Dann verliert Wolfgang seine Arbeitsstelle und die Spannungen des Ehepaares verstärken sich. Als sich Patrick mit einem Brieföffner verletzt, will Christina ihn ins Krankenhaus fahren. Doch unterwegs macht eine Lawine die Straße unpassierbar. Sie begeben sich in eine Berghütte und dort schlafen sie miteinander. Es kommt, wie es kommen muß: Christina wird schwanger. Als sie Wolfgang von der Schwangerschaft erzählt, ist seine Freude so groß, daß sie es einfach nicht schafft, ihm zu sagen, daß das nicht sein Kind ist. Doch Wolfgang beginnt zu ahnen, daß man ihm Hörner aufsetzt. Gewißheit bekommt er, als er beim Abendmahl an Heiligabend die Blicke zwischen seiner Frau und dem Priester bemerkt.


Kurz darauf begegnen sich Wolfgang und Patrick auf der Jagd. Zu diesem Zeitpunkt weiß Wolfgang bereits, daß das Kind nicht von ihm sein kann. Er hat sich heimlich testen lassen. Er zielt mit dem Gewehr auf Patrick, erschießt aber nur einen Vogel.


Im August wird Christinas Kind geboren. Patrick tauft es, und kündigt auf der Tauffeier an, daß er die Gemeinde verlassen wird. Patrick und Christina treffen sich ein letztes Mal in der Kirche. Er teilt ihr mit, daß er sein Priesteramt aufgeben wird und bittet sie, mit ihm zu kommen. Sie sagt: „Ich liebe dich auch“ – und verzichtet zugunsten ihres Mannes.
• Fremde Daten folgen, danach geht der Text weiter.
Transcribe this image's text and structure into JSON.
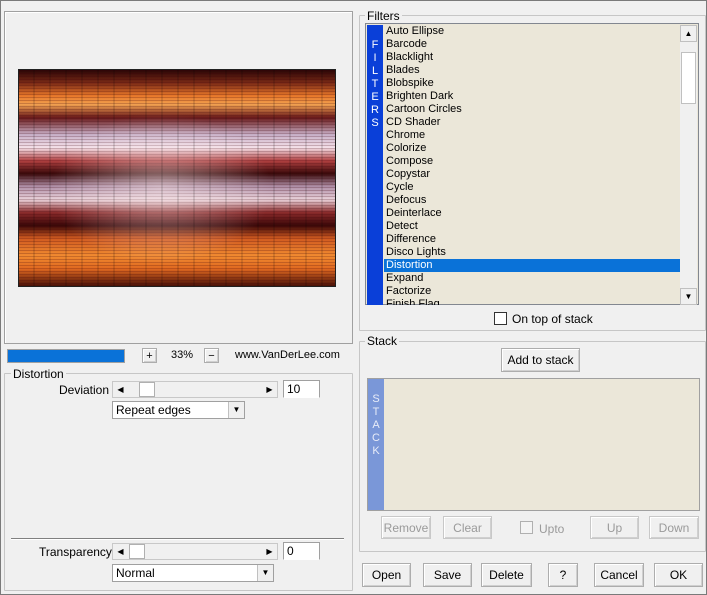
{
  "preview": {
    "zoom_in_label": "+",
    "zoom_out_label": "−",
    "zoom_value": "33%",
    "progress": 1.0,
    "website": "www.VanDerLee.com"
  },
  "distortion": {
    "group_title": "Distortion",
    "deviation_label": "Deviation",
    "deviation_value": "10",
    "edge_mode": "Repeat edges",
    "transparency_label": "Transparency",
    "transparency_value": "0",
    "blend_mode": "Normal"
  },
  "filters": {
    "group_title": "Filters",
    "tab_letters": [
      "F",
      "I",
      "L",
      "T",
      "E",
      "R",
      "S"
    ],
    "items": [
      "Auto Ellipse",
      "Barcode",
      "Blacklight",
      "Blades",
      "Blobspike",
      "Brighten Dark",
      "Cartoon Circles",
      "CD Shader",
      "Chrome",
      "Colorize",
      "Compose",
      "Copystar",
      "Cycle",
      "Defocus",
      "Deinterlace",
      "Detect",
      "Difference",
      "Disco Lights",
      "Distortion",
      "Expand",
      "Factorize",
      "Finish Flag"
    ],
    "selected": "Distortion",
    "on_top_label": "On top of stack"
  },
  "stack": {
    "group_title": "Stack",
    "add_label": "Add to stack",
    "tab_letters": [
      "S",
      "T",
      "A",
      "C",
      "K"
    ],
    "remove_label": "Remove",
    "clear_label": "Clear",
    "upto_label": "Upto",
    "up_label": "Up",
    "down_label": "Down"
  },
  "footer": {
    "open_label": "Open",
    "save_label": "Save",
    "delete_label": "Delete",
    "help_label": "?",
    "cancel_label": "Cancel",
    "ok_label": "OK"
  },
  "colors": {
    "selection": "#0a72d8",
    "filters_tab": "#0a3fd8",
    "stack_tab": "#7a97d8",
    "list_bg": "#ebe7d9"
  }
}
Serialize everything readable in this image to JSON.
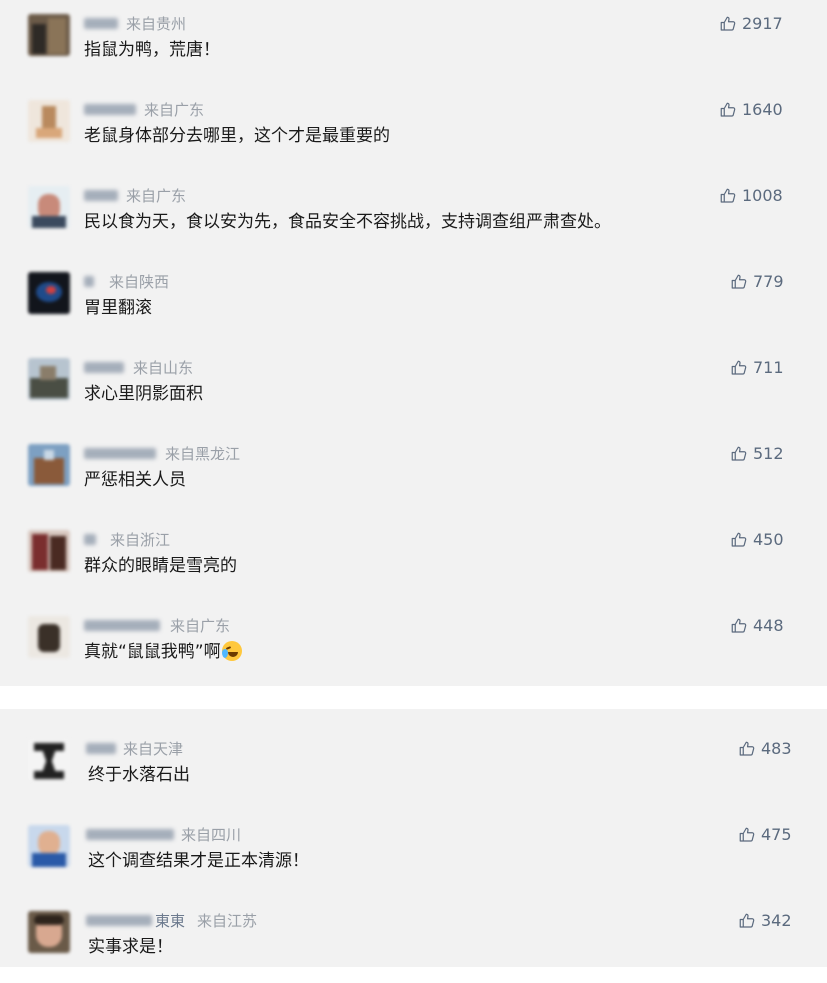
{
  "section_a": {
    "comments": [
      {
        "location": "来自贵州",
        "text": "指鼠为鸭，荒唐！",
        "likes": "2917"
      },
      {
        "location": "来自广东",
        "text": "老鼠身体部分去哪里，这个才是最重要的",
        "likes": "1640"
      },
      {
        "location": "来自广东",
        "text": "民以食为天，食以安为先，食品安全不容挑战，支持调查组严肃查处。",
        "likes": "1008"
      },
      {
        "location": "来自陕西",
        "text": "胃里翻滚",
        "likes": "779"
      },
      {
        "location": "来自山东",
        "text": "求心里阴影面积",
        "likes": "711"
      },
      {
        "location": "来自黑龙江",
        "text": "严惩相关人员",
        "likes": "512"
      },
      {
        "location": "来自浙江",
        "text": "群众的眼睛是雪亮的",
        "likes": "450"
      },
      {
        "location": "来自广东",
        "text": "真就“鼠鼠我鸭”啊",
        "likes": "448",
        "emoji": "laughing-crying-emoji"
      }
    ]
  },
  "section_b": {
    "comments": [
      {
        "location": "来自天津",
        "text": "终于水落石出",
        "likes": "483"
      },
      {
        "location": "来自四川",
        "text": "这个调查结果才是正本清源！",
        "likes": "475"
      },
      {
        "nickname_visible": "東東",
        "location": "来自江苏",
        "text": "实事求是！",
        "likes": "342"
      }
    ]
  },
  "icons": {
    "like": "thumbs-up-outline-icon"
  },
  "colors": {
    "background": "#f2f2f2",
    "divider": "#ffffff",
    "text": "#1a1a1a",
    "location": "#9aa0a8",
    "like": "#5b6a7e"
  }
}
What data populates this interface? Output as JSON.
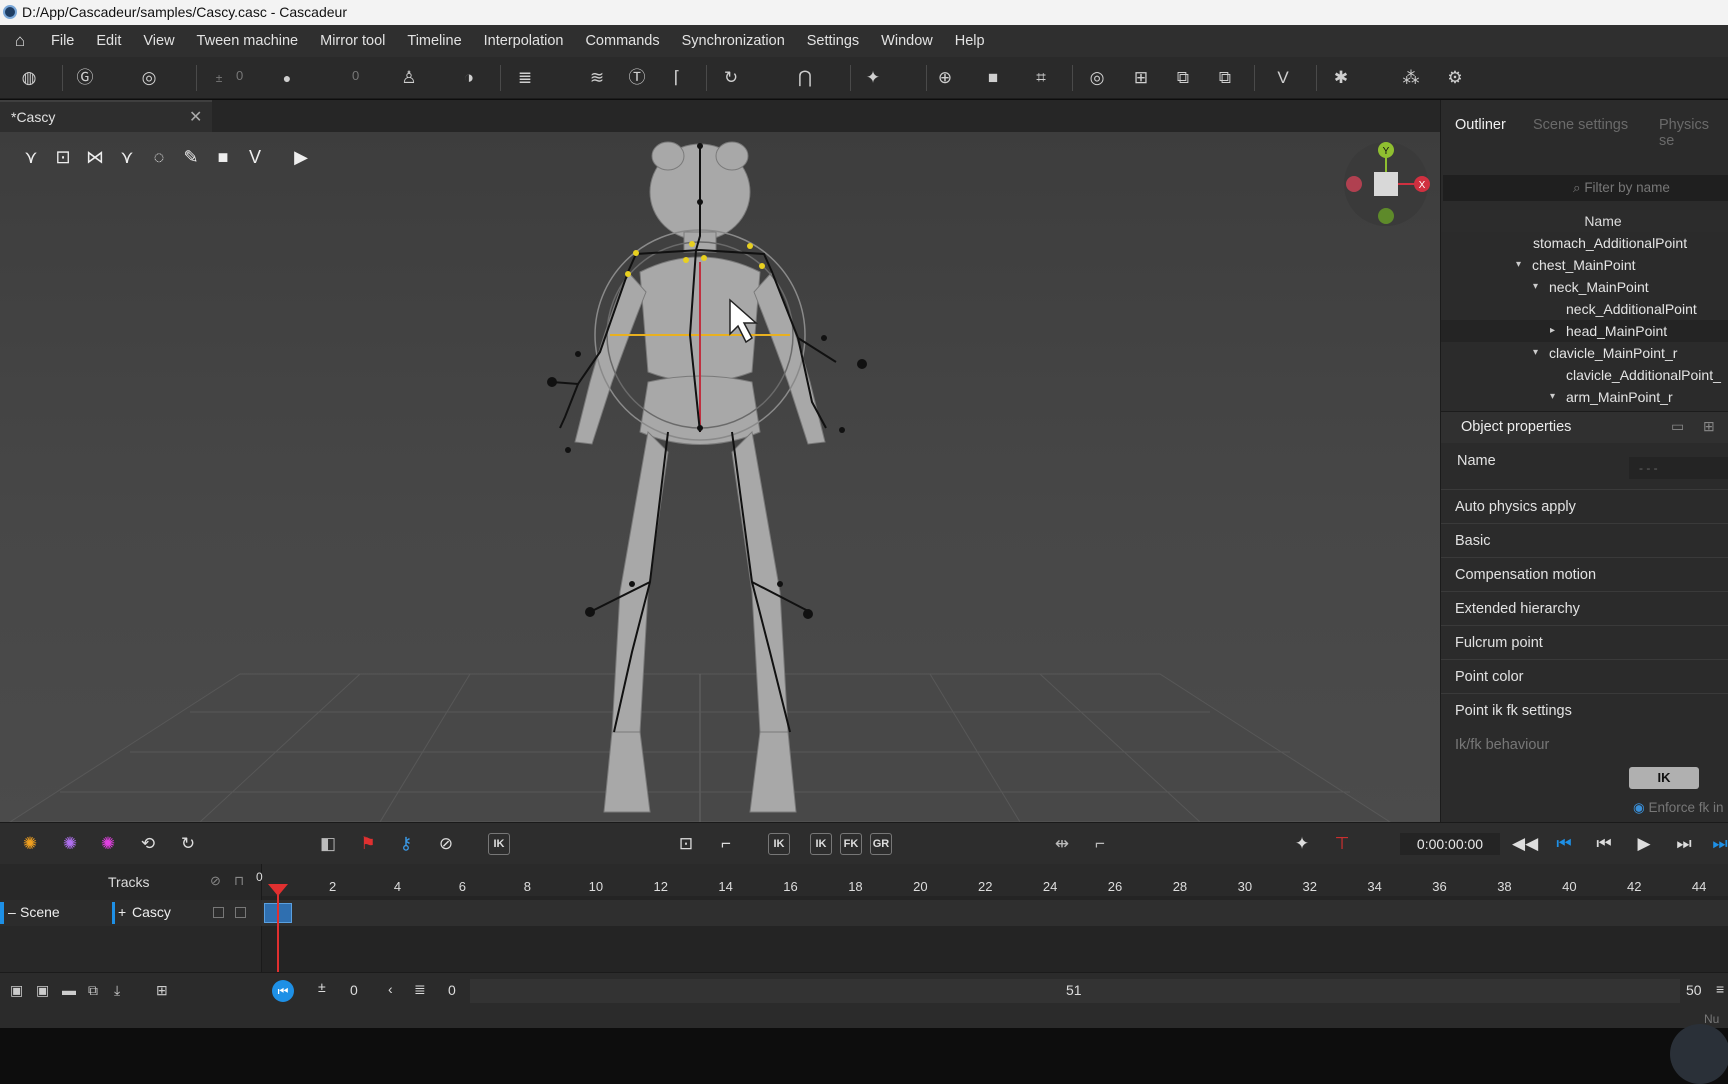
{
  "window": {
    "title": "D:/App/Cascadeur/samples/Cascy.casc - Cascadeur"
  },
  "menu": [
    "File",
    "Edit",
    "View",
    "Tween machine",
    "Mirror tool",
    "Timeline",
    "Interpolation",
    "Commands",
    "Synchronization",
    "Settings",
    "Window",
    "Help"
  ],
  "toolbar": {
    "field_a": "0",
    "field_b": "0"
  },
  "document_tab": {
    "label": "*Cascy"
  },
  "gizmo": {
    "y": "Y",
    "x": "X"
  },
  "right_panel": {
    "tabs": [
      "Outliner",
      "Scene settings",
      "Physics se"
    ],
    "filter_placeholder": "Filter by name",
    "name_header": "Name",
    "tree": [
      {
        "label": "stomach_AdditionalPoint",
        "expander": ""
      },
      {
        "label": "chest_MainPoint",
        "expander": "▾"
      },
      {
        "label": "neck_MainPoint",
        "expander": "▾"
      },
      {
        "label": "neck_AdditionalPoint",
        "expander": ""
      },
      {
        "label": "head_MainPoint",
        "expander": "▸"
      },
      {
        "label": "clavicle_MainPoint_r",
        "expander": "▾"
      },
      {
        "label": "clavicle_AdditionalPoint_",
        "expander": ""
      },
      {
        "label": "arm_MainPoint_r",
        "expander": "▾"
      }
    ],
    "object_properties": {
      "title": "Object properties",
      "name_label": "Name",
      "name_value": "- - -",
      "sections": [
        "Auto physics apply",
        "Basic",
        "Compensation motion",
        "Extended hierarchy",
        "Fulcrum point",
        "Point color",
        "Point ik fk settings"
      ],
      "ikfk_label": "Ik/fk behaviour",
      "ik_button": "IK",
      "enforce_label": "Enforce fk in"
    }
  },
  "timeline_toolbar": {
    "ik": "IK",
    "fk": "FK",
    "gr": "GR",
    "timecode": "0:00:00:00"
  },
  "tracks": {
    "header": "Tracks",
    "scene_label": "Scene",
    "cascy_label": "Cascy",
    "playhead_frame": "0",
    "ruler": [
      "2",
      "4",
      "6",
      "8",
      "10",
      "12",
      "14",
      "16",
      "18",
      "20",
      "22",
      "24",
      "26",
      "28",
      "30",
      "32",
      "34",
      "36",
      "38",
      "40",
      "42",
      "44"
    ]
  },
  "bottom_bar": {
    "start": "0",
    "frame": "0",
    "middle": "51",
    "end": "50",
    "status": "Nu"
  },
  "colors": {
    "accent": "#1e90e6",
    "playhead": "#e03030",
    "selection_yellow": "#e8d020"
  }
}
BEICHTSTUHL DER BEGIERDE, das hört sich zunächst einmal wie der Titel eines Groschenromans an. Und es ist ja bekannt, daß gerade die beiden Privatsender SAT. 1 und RTL einen Hang dazu haben, speziell ihren Eigenproduktionen spektakuläre bis dubiose Titel zu geben: Umworben wird schließlich ein sensationsgeiles Millionenpublikum. Werbezeit muß verkauft werden, um die Produktionskosten abzudecken. Das funktioniert nur über die Zuschauerzahlen. Aber bei einem kontinuierlichen Output an Filmen, ist ein bestimmter Qualitätsstandard nicht konstant einzuhalten. Da kann es dann durchaus passieren, daß ein Film, wie z.B. Herrmann Zschoches NATALIE – ENDSTATION BABYSTRICH (D, 1994), tatsächlich so schlecht ist, wie der Titel vermuten läßt.


Auch hinter BEICHTSTUHL DER BEGIERDE (ausgestrahlt am 09. Dezember 1997, SAT. 1) verbirgt sich ein dröge inszenierter Film, der nur knapp am Seifenoper-Niveau vorbeischrammt. Die Gründe, die Dana Vávrová, die sich hier weit unter Wert verkauft und erst kürzlich in einem Interview sagte, daß sie sich ihre Rollen sehr sorgfältig auswählt, dazu bewegten, den Part der Christina Berger zu übernehmen, bleiben rätselhaft. Und der Regisseur, Peter Lehner, bedient sich, wie um der Langeweile entgegenzuwirken, einer äußerst platten Symbolik. Seine Bildsprache wirkt so aufdringlich, als ob er uns beweisen möchte, was er auf der Filmhochschule alles gelernt hat. Das beginnt mit dem Namen des Priesters und endet (in meiner Aufzählung) mit den Begleiterscheinungen des Beischlafs:


1.) Für die Namensgebung von Patrick Marsden stand natürlich der hl. Patrick (385–461) Pate, den Rom zur Missionierung Irlands ermächtigte. Zur Zeit des hl. Patrick empfand man verheiratete Geistliche als völlig normal. In Irland gab es bis ins zwölfte Jahrhundert ehelich verbandelte Bischöfe. Der auf kitschigen Devotionalbildern verewigte hl. Patrick, der die Schlangen verbannt, ist auch heute noch das Sinnbild für jene Priester, die ihr Amt aufgeben.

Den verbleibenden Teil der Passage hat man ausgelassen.